In order to have as little recourse as possible to coal and nuclear power plants, Economics Minister Robert Habeck is proposing that Germans take shorter showers or even cold showers, much to the displeasure of the confrontational northern liberal Wolfgang Kubicki. He counters that he will shower until he is finished. My guess is that Kubicki has been whistling another song in the shower since the Habeck appeal and is taking more time than before to clean his body.
That’s the way it is with such appeals. Those to be reached counter with: why don’t you do better first! An unworthy interplay begins. “Why don’t you drive less?” – “As long as you still eat meat, I won’t drive less.”
We know this from our own childhood: the raised forefinger and advice with an instruction-like character go down very badly.
It’s even worse when they’re given by people who don’t take responsibility themselves. That’s how it feels when I read about Ben van Beurden. That’s the Dutch CEO of petroleum and natural gas giant Shell. The group made headlines a few days ago with a new record profit. 17.1 billion euros rang in the coffers of the oil giant. The record profits are particularly pleasing to Shell CEO van Beurden himself. He doubled his salary and a few days ago virtually declared himself and his company not responsible when it comes to more climate protection and the energy transition. “Supply has to adapt,” van Beuren explained, adding: “But it has to adapt to lower demand.” I’ll translate: As long as people want oil and demand it, Shell will continue to supply oil. It’s up to the others to get started.
From a business perspective, that may be fine. But who will take the first step now? Shell? No, the company doesn’t feel responsible. After all, the world wants oil and gas. The consumers? No, as long as there is still hot water, most people don’t want to take cold showers voluntarily. Politicians? No, because they are afraid of being caught between two stools and don’t know whether they should turn off the gas to the economy or to the households first, if it should become scarce.

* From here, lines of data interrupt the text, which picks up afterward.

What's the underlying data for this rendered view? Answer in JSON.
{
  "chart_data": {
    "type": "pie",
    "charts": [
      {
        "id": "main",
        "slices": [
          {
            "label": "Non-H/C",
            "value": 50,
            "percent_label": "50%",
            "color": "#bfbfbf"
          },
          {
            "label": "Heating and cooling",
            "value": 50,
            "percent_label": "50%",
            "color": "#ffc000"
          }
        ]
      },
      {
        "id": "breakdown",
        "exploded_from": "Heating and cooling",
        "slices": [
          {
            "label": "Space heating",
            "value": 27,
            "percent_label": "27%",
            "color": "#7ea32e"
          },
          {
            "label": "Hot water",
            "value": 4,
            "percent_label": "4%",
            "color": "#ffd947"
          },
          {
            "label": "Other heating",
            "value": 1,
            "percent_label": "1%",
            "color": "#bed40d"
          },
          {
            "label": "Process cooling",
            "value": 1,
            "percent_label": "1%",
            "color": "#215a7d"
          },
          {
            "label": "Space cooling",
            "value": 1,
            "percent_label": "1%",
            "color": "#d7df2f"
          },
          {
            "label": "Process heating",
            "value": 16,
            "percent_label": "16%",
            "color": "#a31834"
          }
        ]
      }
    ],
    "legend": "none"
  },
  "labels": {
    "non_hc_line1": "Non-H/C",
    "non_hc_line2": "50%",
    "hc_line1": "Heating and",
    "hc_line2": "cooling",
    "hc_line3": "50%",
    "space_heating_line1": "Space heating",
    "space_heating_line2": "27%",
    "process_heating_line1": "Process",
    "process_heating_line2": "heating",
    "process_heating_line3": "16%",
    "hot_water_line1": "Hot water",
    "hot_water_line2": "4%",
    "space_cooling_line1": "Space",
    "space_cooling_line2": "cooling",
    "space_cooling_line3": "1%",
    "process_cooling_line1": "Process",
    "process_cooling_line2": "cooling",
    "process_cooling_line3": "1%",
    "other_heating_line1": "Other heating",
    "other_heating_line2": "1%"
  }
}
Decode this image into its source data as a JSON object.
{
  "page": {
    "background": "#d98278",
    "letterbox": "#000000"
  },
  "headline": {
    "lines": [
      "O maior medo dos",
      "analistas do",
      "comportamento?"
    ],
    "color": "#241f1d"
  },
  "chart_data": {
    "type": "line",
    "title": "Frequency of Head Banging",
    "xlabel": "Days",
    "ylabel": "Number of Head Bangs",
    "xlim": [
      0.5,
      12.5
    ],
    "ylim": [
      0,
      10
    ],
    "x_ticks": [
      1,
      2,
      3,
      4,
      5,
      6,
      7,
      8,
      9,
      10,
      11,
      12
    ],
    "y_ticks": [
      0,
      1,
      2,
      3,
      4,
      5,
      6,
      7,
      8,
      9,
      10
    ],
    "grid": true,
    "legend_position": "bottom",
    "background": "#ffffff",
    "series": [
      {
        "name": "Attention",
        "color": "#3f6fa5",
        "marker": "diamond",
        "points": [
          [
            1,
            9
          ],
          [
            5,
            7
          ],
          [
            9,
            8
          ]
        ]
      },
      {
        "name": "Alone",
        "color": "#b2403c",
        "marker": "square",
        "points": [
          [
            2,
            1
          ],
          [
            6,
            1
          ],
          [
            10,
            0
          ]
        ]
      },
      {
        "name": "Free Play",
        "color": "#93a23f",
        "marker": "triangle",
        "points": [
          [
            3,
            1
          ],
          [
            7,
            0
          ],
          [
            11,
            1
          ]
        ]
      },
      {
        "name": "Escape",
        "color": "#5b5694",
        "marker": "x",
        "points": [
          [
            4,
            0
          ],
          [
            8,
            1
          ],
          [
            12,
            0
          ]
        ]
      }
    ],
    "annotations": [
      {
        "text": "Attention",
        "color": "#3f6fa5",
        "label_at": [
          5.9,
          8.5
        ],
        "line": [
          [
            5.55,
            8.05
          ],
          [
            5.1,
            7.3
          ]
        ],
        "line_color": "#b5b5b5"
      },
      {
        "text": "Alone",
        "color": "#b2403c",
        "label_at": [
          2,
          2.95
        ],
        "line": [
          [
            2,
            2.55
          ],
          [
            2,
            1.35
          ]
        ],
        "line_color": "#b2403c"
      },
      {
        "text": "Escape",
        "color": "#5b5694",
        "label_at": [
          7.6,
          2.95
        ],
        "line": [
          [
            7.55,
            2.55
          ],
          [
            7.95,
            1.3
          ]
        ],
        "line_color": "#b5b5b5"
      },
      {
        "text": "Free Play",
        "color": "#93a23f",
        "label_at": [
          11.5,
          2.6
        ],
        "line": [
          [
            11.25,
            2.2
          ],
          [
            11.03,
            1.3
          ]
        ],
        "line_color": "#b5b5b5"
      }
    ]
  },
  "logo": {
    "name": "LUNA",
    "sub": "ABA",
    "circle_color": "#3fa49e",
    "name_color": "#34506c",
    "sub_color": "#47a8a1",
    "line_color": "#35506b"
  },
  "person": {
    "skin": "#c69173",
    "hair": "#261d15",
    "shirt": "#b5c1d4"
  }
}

Do you realize what is at stake here? We are shying away from responsibility. Of course, I think, I have no influence on what Shell does. But in my own household, I’m my own CEO, even if that doesn’t mean my three daughters listen to me. The raised forefinger doesn’t work at all there.
A little anecdote. When it comes to waste separation, I’m a stickler. So I also emphatically instructed my daughters to break down each recycled package into its various components. The reaction? Defiantly. They even started teasing me, wantonly dumping disposable deposit bottles in the yellow garbage can. Only to be amused by the way I had to fish the valuable raw materials out of the garbage can again.
I tried a different approach. With explanations, with empathy, with shared experiences. At some point, we applied the first compost produced from our own organic waste to our flower beds. A momentum of its own developed. In the meantime, we have become allies when it comes to waste separation and recycling.
Alliances – we need them on a social level, too. Only as allies can we achieve something. Together. Maybe Habeck should send a social media post from the cold shower and tag Wolfgang Kubicki in it. Let’s see if he doesn’t hurry up a bit more. And the Shell boss? He’ll earn less in the long run if we hurry to take a shower. As you can see, there’s a lot you can do yourself.